El caso más patológico es el de los karaitas de Lituania, quienes para sacarse un clavito contra nosotros los rabanitas fariseos, decidieron fabricar una leyenda que los hacía descendientes de tribus turcómanas y que adoptaron la fe mosaica 1000 años atrás, con los Khazares. Con eso, quisieron probar que no eran semitas y así se obviaban cualquier culpabilidad por la muerte de Cristo. Tuvo de bueno que, 50 años después, los nazis se tragaron el cuento y no los mataron. Pero judaísmo sin Israel, sin conexión al pueblo, como religión de garaje, sencillamente no sirve y se autodestruye como en Misión Imposible. No se puede ser judío sin importarle sus hermanos o Israel. Los karaitas de Lituania sentenciaron su futuro y hoy en día son apenas par cientos, a lo sumo, desconectados de cualquier forma de judaísmo y atados a un pasado falaz que no aporta identidad.

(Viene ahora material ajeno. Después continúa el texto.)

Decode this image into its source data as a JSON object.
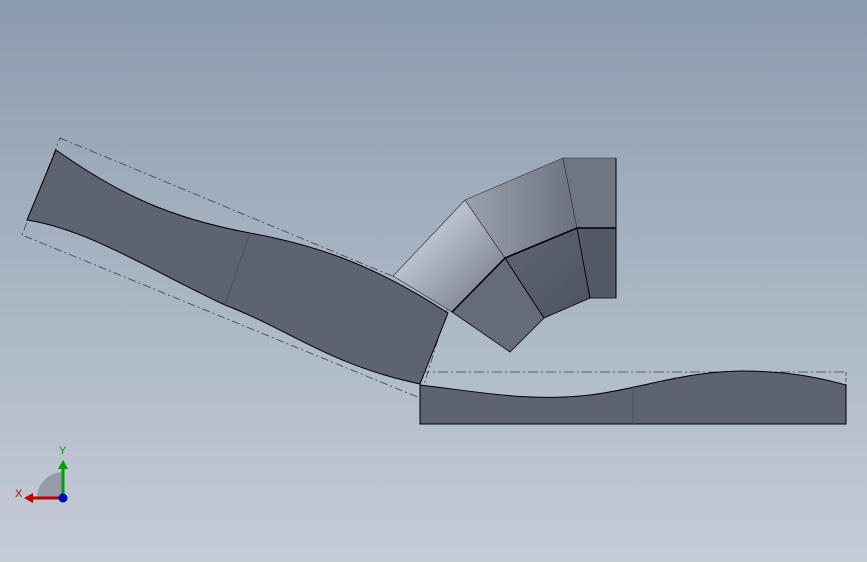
{
  "triad": {
    "x_label": "X",
    "y_label": "Y",
    "x_color": "#c00000",
    "y_color": "#00a000",
    "z_color": "#0000c0"
  },
  "colors": {
    "background_top": "#8b9bae",
    "background_bottom": "#c4ccd6",
    "part_face": "#5d6370",
    "edge": "#000000",
    "construction_line": "#3c4048"
  },
  "scene": {
    "bodies": [
      "curved-plate-left",
      "elbow-duct",
      "flat-plate-right"
    ]
  }
}
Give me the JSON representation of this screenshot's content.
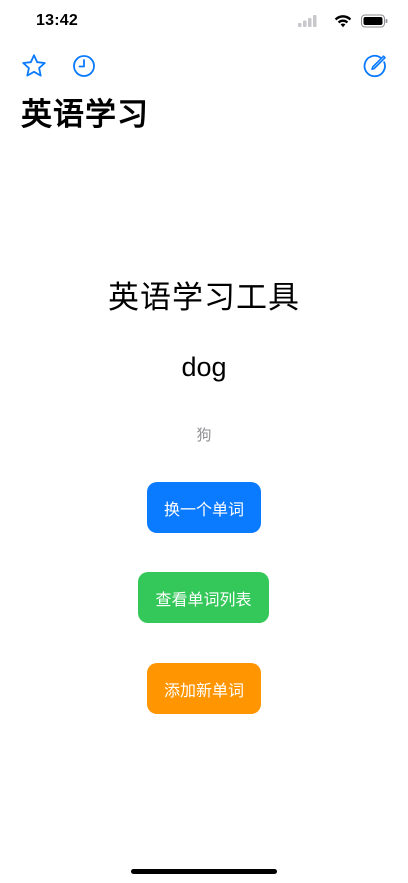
{
  "status_bar": {
    "time": "13:42"
  },
  "nav": {
    "title": "英语学习",
    "favorites_icon": "star-icon",
    "history_icon": "clock-icon",
    "edit_icon": "compose-icon"
  },
  "main": {
    "heading": "英语学习工具",
    "word": "dog",
    "translation": "狗"
  },
  "buttons": {
    "next_word": "换一个单词",
    "view_list": "查看单词列表",
    "add_word": "添加新单词"
  },
  "colors": {
    "accent": "#0a7aff",
    "blue_button": "#0a7aff",
    "green_button": "#34c759",
    "orange_button": "#ff9500",
    "secondary_text": "#8e8e93"
  }
}
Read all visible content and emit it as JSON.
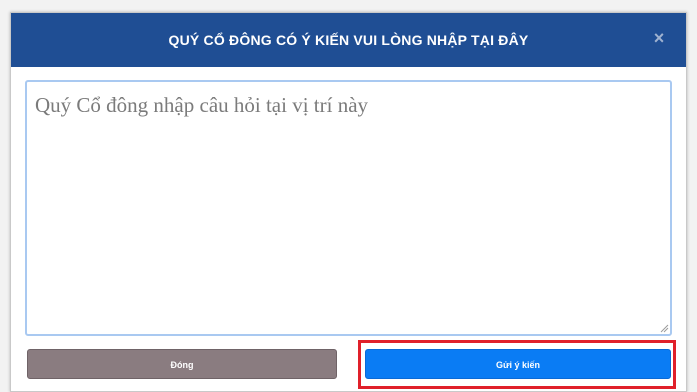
{
  "modal": {
    "title": "QUÝ CỔ ĐÔNG CÓ Ý KIẾN VUI LÒNG NHẬP TẠI ĐÂY",
    "close_symbol": "×",
    "question": {
      "value": "",
      "placeholder": "Quý Cổ đông nhập câu hỏi tại vị trí này"
    },
    "buttons": {
      "close_label": "Đóng",
      "send_label": "Gửi ý kiến"
    }
  },
  "colors": {
    "header": "#1f4e94",
    "close_button": "#8a7c80",
    "send_button": "#0a7cf4",
    "highlight": "#e0202a"
  },
  "icons": {
    "close": "close-icon",
    "resize": "resize-grip-icon"
  }
}
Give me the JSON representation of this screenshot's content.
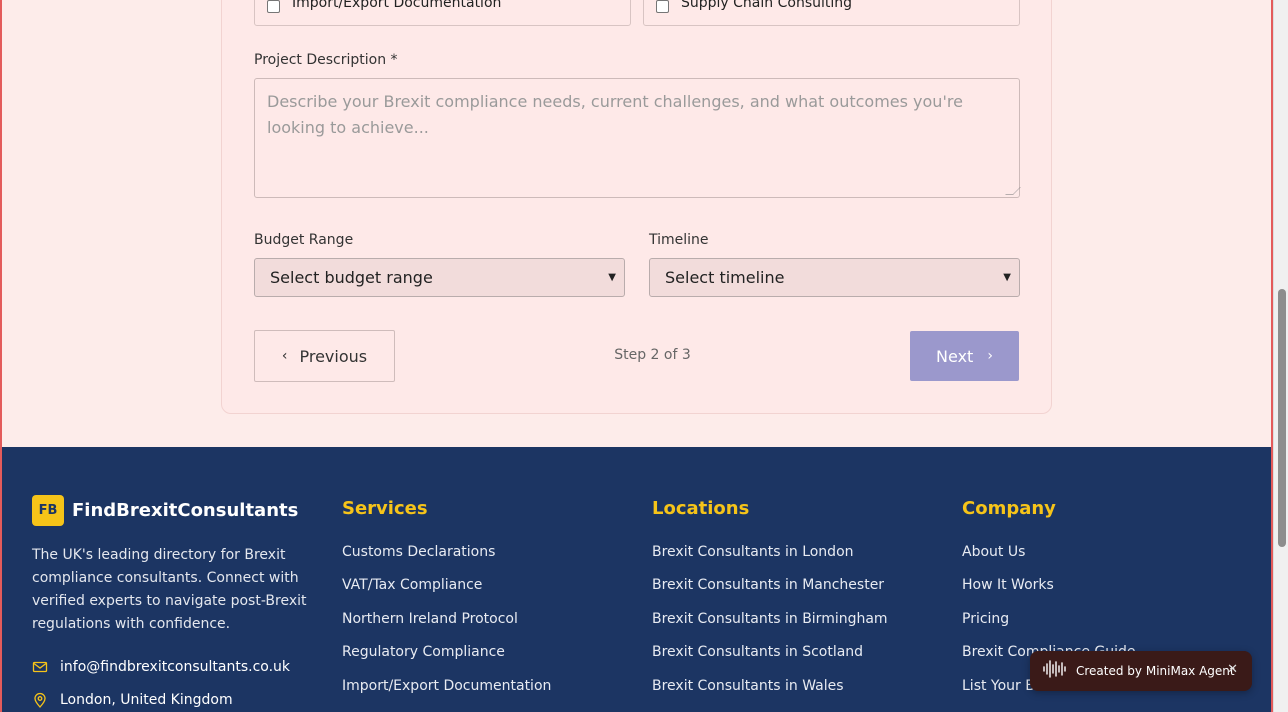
{
  "form": {
    "services_partial": {
      "left_option": "Import/Export Documentation",
      "right_option": "Supply Chain Consulting"
    },
    "description": {
      "label": "Project Description *",
      "placeholder": "Describe your Brexit compliance needs, current challenges, and what outcomes you're looking to achieve..."
    },
    "budget": {
      "label": "Budget Range",
      "selected": "Select budget range"
    },
    "timeline": {
      "label": "Timeline",
      "selected": "Select timeline"
    },
    "nav": {
      "previous_label": "Previous",
      "next_label": "Next",
      "step_text": "Step 2 of 3"
    }
  },
  "footer": {
    "brand": {
      "logo_text": "FB",
      "name": "FindBrexitConsultants",
      "description": "The UK's leading directory for Brexit compliance consultants. Connect with verified experts to navigate post-Brexit regulations with confidence.",
      "email": "info@findbrexitconsultants.co.uk",
      "location": "London, United Kingdom"
    },
    "services": {
      "title": "Services",
      "links": [
        "Customs Declarations",
        "VAT/Tax Compliance",
        "Northern Ireland Protocol",
        "Regulatory Compliance",
        "Import/Export Documentation"
      ]
    },
    "locations": {
      "title": "Locations",
      "links": [
        "Brexit Consultants in London",
        "Brexit Consultants in Manchester",
        "Brexit Consultants in Birmingham",
        "Brexit Consultants in Scotland",
        "Brexit Consultants in Wales"
      ]
    },
    "company": {
      "title": "Company",
      "links": [
        "About Us",
        "How It Works",
        "Pricing",
        "Brexit Compliance Guide",
        "List Your B"
      ]
    }
  },
  "toast": {
    "text": "Created by MiniMax Agent"
  },
  "colors": {
    "accent": "#f6c419",
    "footer_bg": "#1c3563",
    "next_button": "#9b98cc",
    "page_bg": "#fdecea"
  }
}
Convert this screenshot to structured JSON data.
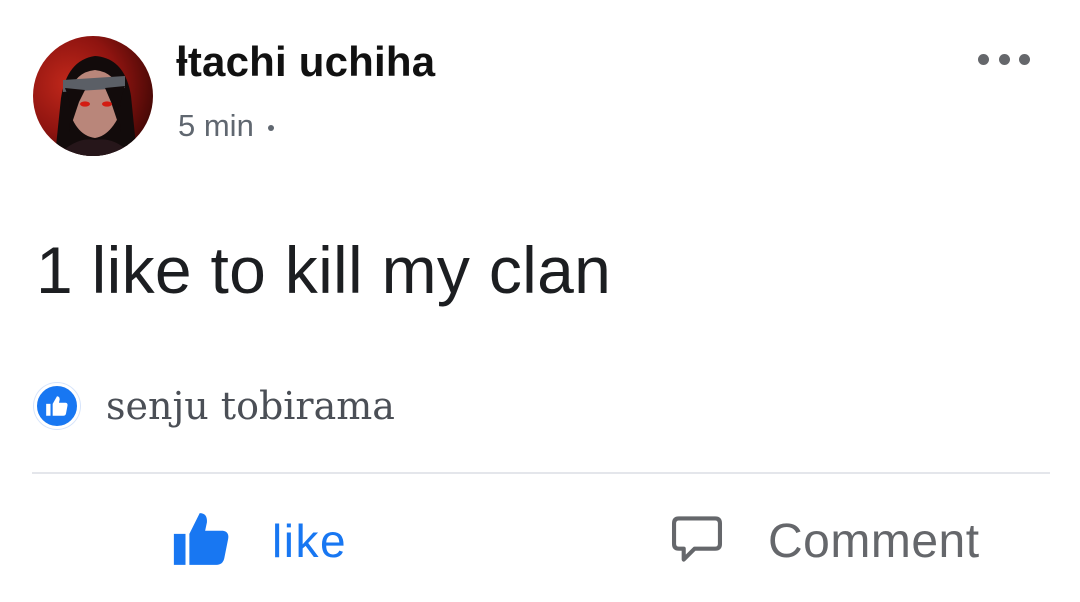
{
  "post": {
    "author": {
      "name": "ƚtachi uchiha",
      "avatar_icon": "profile-avatar"
    },
    "meta": {
      "time": "5 min",
      "separator_icon": "dot-icon"
    },
    "more_icon": "more-options-icon",
    "text": "1 like to kill my clan",
    "reactions": {
      "icon": "like-reaction-icon",
      "reactors": "senju tobirama"
    },
    "actions": {
      "like": {
        "label": "like",
        "icon": "thumbs-up-icon"
      },
      "comment": {
        "label": "Comment",
        "icon": "comment-icon"
      }
    }
  },
  "colors": {
    "accent": "#1877f2",
    "text": "#1c1e21",
    "secondary": "#65676b",
    "divider": "#e4e6eb"
  }
}
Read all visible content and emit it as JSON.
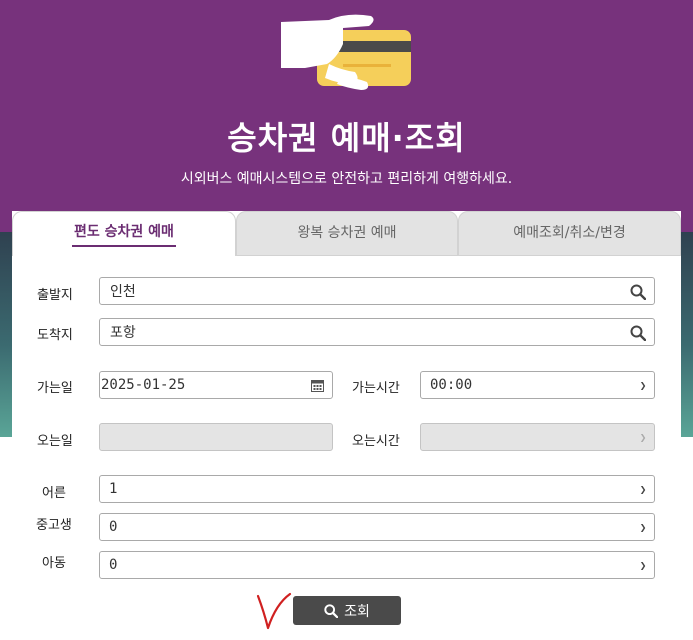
{
  "hero": {
    "title": "승차권 예매·조회",
    "subtitle": "시외버스 예매시스템으로 안전하고 편리하게 여행하세요."
  },
  "tabs": [
    {
      "label": "편도 승차권 예매",
      "active": true
    },
    {
      "label": "왕복 승차권 예매",
      "active": false
    },
    {
      "label": "예매조회/취소/변경",
      "active": false
    }
  ],
  "form": {
    "departure": {
      "label": "출발지",
      "value": "인천"
    },
    "arrival": {
      "label": "도착지",
      "value": "포항"
    },
    "go_date": {
      "label": "가는일",
      "value": "2025-01-25"
    },
    "go_time": {
      "label": "가는시간",
      "value": "00:00"
    },
    "return_date": {
      "label": "오는일",
      "value": ""
    },
    "return_time": {
      "label": "오는시간",
      "value": ""
    },
    "adult": {
      "label": "어른",
      "value": "1"
    },
    "teen": {
      "label": "중고생",
      "value": "0"
    },
    "child": {
      "label": "아동",
      "value": "0"
    }
  },
  "search_button": {
    "label": "조회",
    "icon": "search-icon"
  },
  "colors": {
    "hero": "#77327c",
    "active_tab_text": "#6b2d72",
    "button": "#4a4a4a",
    "annotation": "#d02020"
  }
}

Finalmente, los Donme, algo así como “marranos musulmanes”, son otros que se salieron de la tribu. Descendientes de seguidores de Shabtai Zvi, y quienes hasta hace 100 años todavía funcionaban como comunidad cerrada y próspera en Salónika. Ellos pasaron al olvido de la historia tras los efectos que la revolución de los Jóvenes Turcos trajo consigo Les comparto fotos de mi reciente visita a la Nueva Mezquita (Yenni Yami) en Salónika, quizás el último remanente de su historia, hoy convertido en museo. El edificio, como el caso de tantas iglesias marranas, deja ver lo que fue una mezquita adornada de estrellas de David, buscando una simbiosis entre los mundos musulmán y judío.
Capítulos de todos los colores y sabores tenemos en nuestra fascinante historia. Son, a fin de cuentas, temas sociológicos, económicos, psicológicos, ideológicos o políticos que no distinguen de grupos sociales o religiosos. Con seguridad que no habremos visto el final de estos casos.